【花まるコラム】『いいよ、あげる』元吉遥子

【花まるコラム】『いいよ、あげる』元吉遥子

 花まる学習会の夏の大イベントといえば、サマースクール。教室では、昨年参加した子たちと多くの思い出話に花が咲き、それを聞いていたまわりの子たちからも、ワクワクした表情で興味がある様子が伝わってきました。

 昨年、サマースクールに参加したときのことです。元気いっぱいの男の子8人班を担当し、たったの3日間で笑いもあれば、喧嘩もあり、濃密な時間を過ごしました。
 これはそこで出会った2年生Tくんのドラマ。行きのバスからまわりの子に積極的に話しかけ、常にお兄さんのような存在で班を引っ張っていくTくん。自分の準備や荷物の整理をサッと終わらせると、困っている下級生に「いっしょにやろうか」と手を差し伸べている姿を何回も目にしました。また常に班のみんなが楽しめるように、という気持ちで行動していました。Tくんにとって今回が初めてのサマースクール。「この夏を最高のものにしたい!」という思いで参加を決意したことを教えてくれました。

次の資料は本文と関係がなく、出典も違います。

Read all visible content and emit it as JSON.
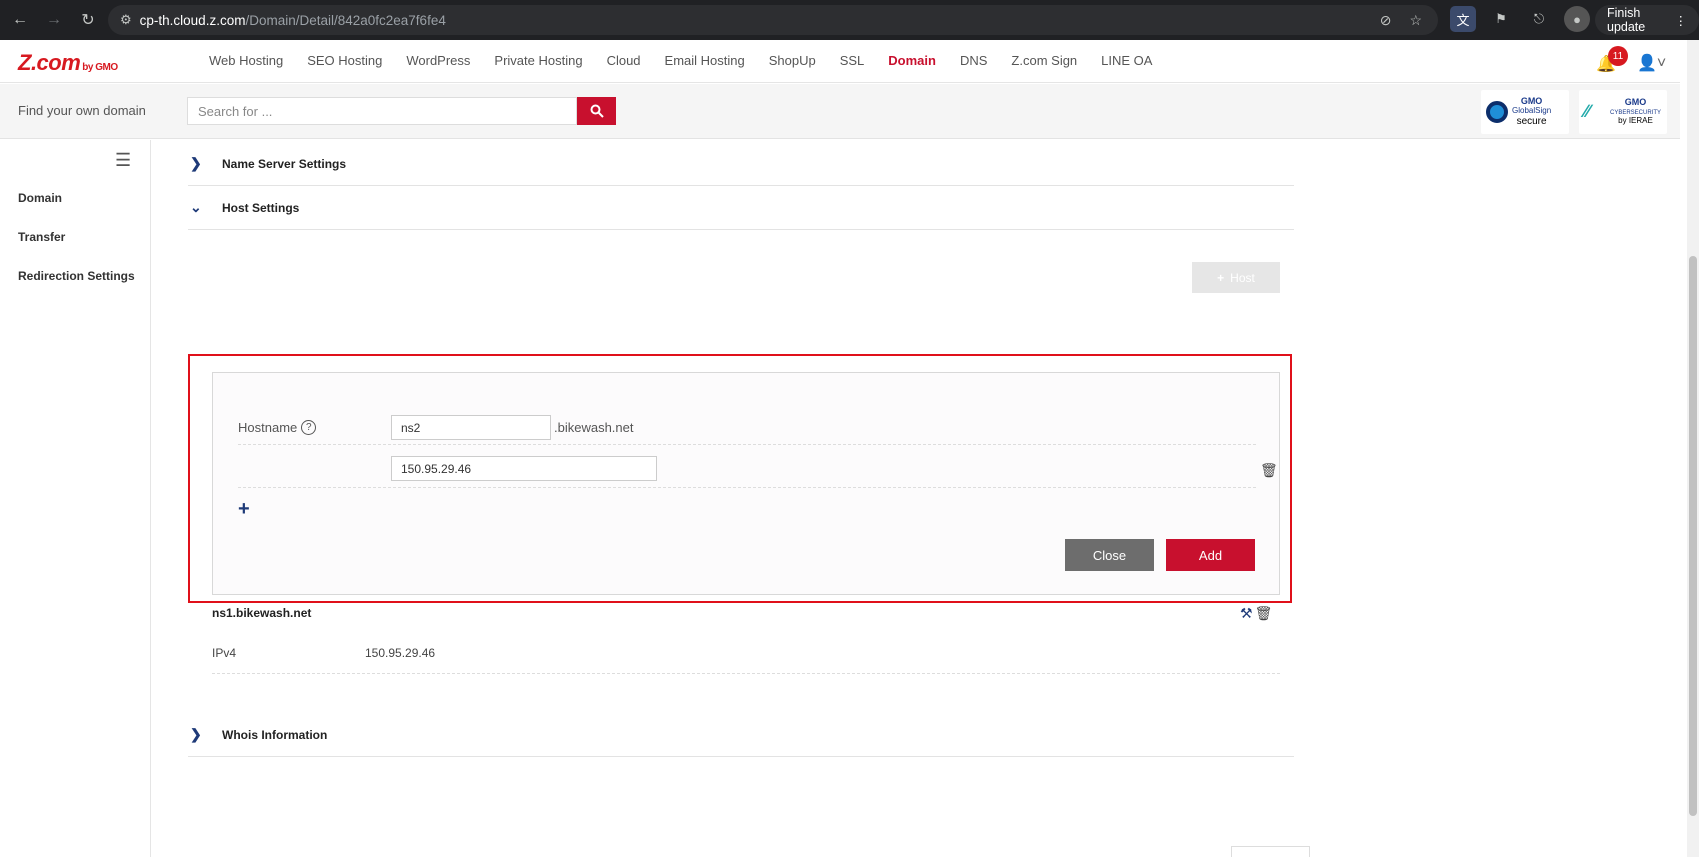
{
  "browser": {
    "url_host": "cp-th.cloud.z.com",
    "url_path": "/Domain/Detail/842a0fc2ea7f6fe4",
    "finish_update": "Finish update"
  },
  "brand": {
    "logo": "Z.com",
    "logo_suffix": "by GMO"
  },
  "nav": {
    "items": [
      "Web Hosting",
      "SEO Hosting",
      "WordPress",
      "Private Hosting",
      "Cloud",
      "Email Hosting",
      "ShopUp",
      "SSL",
      "Domain",
      "DNS",
      "Z.com Sign",
      "LINE OA"
    ],
    "active": "Domain",
    "notifications": "11"
  },
  "search": {
    "label": "Find your own domain",
    "placeholder": "Search for ..."
  },
  "seals": [
    {
      "line1": "GMO",
      "line2": "GlobalSign",
      "line3": "secure"
    },
    {
      "line1": "GMO",
      "line2": "CYBERSECURITY",
      "line3": "by IERAE"
    }
  ],
  "sidebar": {
    "items": [
      "Domain",
      "Transfer",
      "Redirection Settings"
    ]
  },
  "sections": {
    "name_server": "Name Server Settings",
    "host_settings": "Host Settings",
    "whois": "Whois Information"
  },
  "host_button": "Host",
  "form": {
    "hostname_label": "Hostname",
    "hostname_value": "ns2",
    "domain_suffix": ".bikewash.net",
    "ip_value": "150.95.29.46",
    "close_label": "Close",
    "add_label": "Add"
  },
  "host_entry": {
    "name": "ns1.bikewash.net",
    "type": "IPv4",
    "ip": "150.95.29.46"
  }
}
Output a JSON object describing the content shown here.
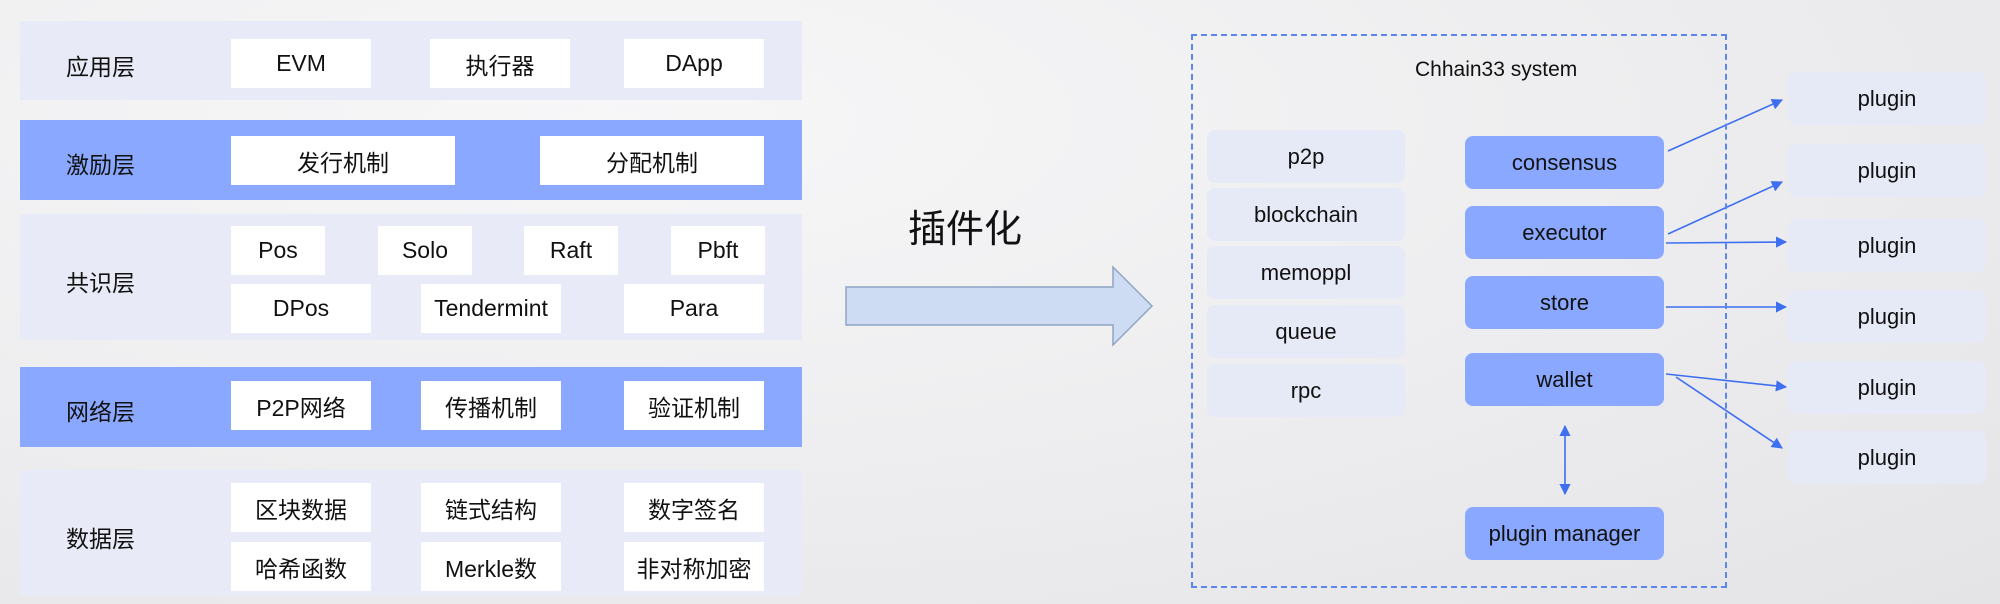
{
  "layers": {
    "application": {
      "label": "应用层",
      "items": [
        "EVM",
        "执行器",
        "DApp"
      ]
    },
    "incentive": {
      "label": "激励层",
      "items": [
        "发行机制",
        "分配机制"
      ]
    },
    "consensus": {
      "label": "共识层",
      "row1": [
        "Pos",
        "Solo",
        "Raft",
        "Pbft"
      ],
      "row2": [
        "DPos",
        "Tendermint",
        "Para"
      ]
    },
    "network": {
      "label": "网络层",
      "items": [
        "P2P网络",
        "传播机制",
        "验证机制"
      ]
    },
    "data": {
      "label": "数据层",
      "row1": [
        "区块数据",
        "链式结构",
        "数字签名"
      ],
      "row2": [
        "哈希函数",
        "Merkle数",
        "非对称加密"
      ]
    }
  },
  "transition": {
    "label": "插件化",
    "arrow_color": "#cddcf2"
  },
  "system": {
    "title": "Chhain33 system",
    "core_modules": [
      "p2p",
      "blockchain",
      "memoppl",
      "queue",
      "rpc"
    ],
    "pluggable_modules": [
      "consensus",
      "executor",
      "store",
      "wallet"
    ],
    "manager": "plugin manager",
    "plugins": [
      "plugin",
      "plugin",
      "plugin",
      "plugin",
      "plugin",
      "plugin"
    ]
  },
  "colors": {
    "accent": "#8aa8ff",
    "light_band": "#e8ebf7",
    "connector": "#3d6ff0",
    "dashed_border": "#5b86f0"
  }
}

 たくさん遊んで帰ってきた2日目の夕方。今回Tくんの参加した理由のひとつ「クワガタを見つけたい!」という思い。二日探してもなかなか見つけることができず、森からの帰り道も最後まで諦めることなく、樹や足元を探し続けていました。宿の玄関まで帰ってきて、「見つけられなかった…」と見上げると、そこには1匹のミヤマクワガタの姿が。ものすごく大きな声で「あーーーー!!」と叫ぶと、まわりの子もぞろぞろ集まってきて、あっという間に注目の的に。しかしTくんよりもかなり高いところにいるクワガタには、とても手が届きそうにありません。網か何かでとろうと班のみんなで試行錯誤していると、別の班の子が網を使ってパッと「捕まえたー!」と持って行ってしまったのです。それを見たTくんは、「待って! 僕が見つけたんだよ!」と言い、そこから誰がクワガタを持って帰るのか、話し合いがはじまりました。

 先に見つけたのはTくんではありましたが、その状況を知らずに捕まえたのは別の班の子。悪気があってしたことではないため、2人で納得するまで話し合いをするよう伝え、陰で見守ることにしました。涙を流しながら、「はじめに見つけたのはぼく。どうしても捕まえたかったんだよ」と悔しさややるせない想いを2年生なりの言葉で伝えていました。
 2時間近く経ち、そろそろ夕飯の時間です。近寄ってみると突然「いいよ、あげる」と言ってその場をあとにしたTくん。彼の表情からはたくさんの悔しさが読み取れ、思わず抱きしめました。「本当は持って帰りたかった、でもこのままだとせっかくのサマーが終わっちゃうから…」と私の腕のなかで我慢していた気持ちが涙と一緒にあふれ出ました。その姿を見た班の仲間たちも次々に彼を包み込み、「もっとかっこいいの見つけに行こうぜ!」「ぼくのカエルあげるよ」と心優しい声が飛び交いました。その夜、目を赤く腫らして食べた夕飯。たくさんおかわりをして、心も体もどこかたくましく見えたTくんでした。

 自分の想いを押し殺し、話し合いの最後に見せた優しさは、なかなか出せるものではありません。サマースクールを楽しみたい気持ちを思い出し、この時間がもったいない、と感じたのでしょう。また話し合いで抱いた多くの気持ちが、Tくんの心をひとまわりもふたまわりも成長させ、「また来年きて、クワガタを見つける!」と次へ踏み出す前向きな強さとなりました。

 人と生きることは思い通りにならないことばかりですが、ときにはぶつかって理解しあっていくことで得られるものや成長するきっかけが多くあります。壁を乗り越える経験を積んでこそ、大人になったときに簡単には折れない心や生き抜く力が育っていくはずです。
 花まるの野外体験だからこそ、多くの経験ができ、ひとまわりもふたまわりも大きくなって帰ってきます。この夏、サマースクールで子どもたちと会えるのを楽しみにしています。

花まる学習会 元吉遥子(2023年5月)


*・*・*花まる教室長コラム*・*・*

それぞれの教室長が、子どもたちとの日々のかかわりのなかでの気づきや思いをまとめたものです。毎月末に発行している花まるだよりとともに、会員の皆様にお渡ししています。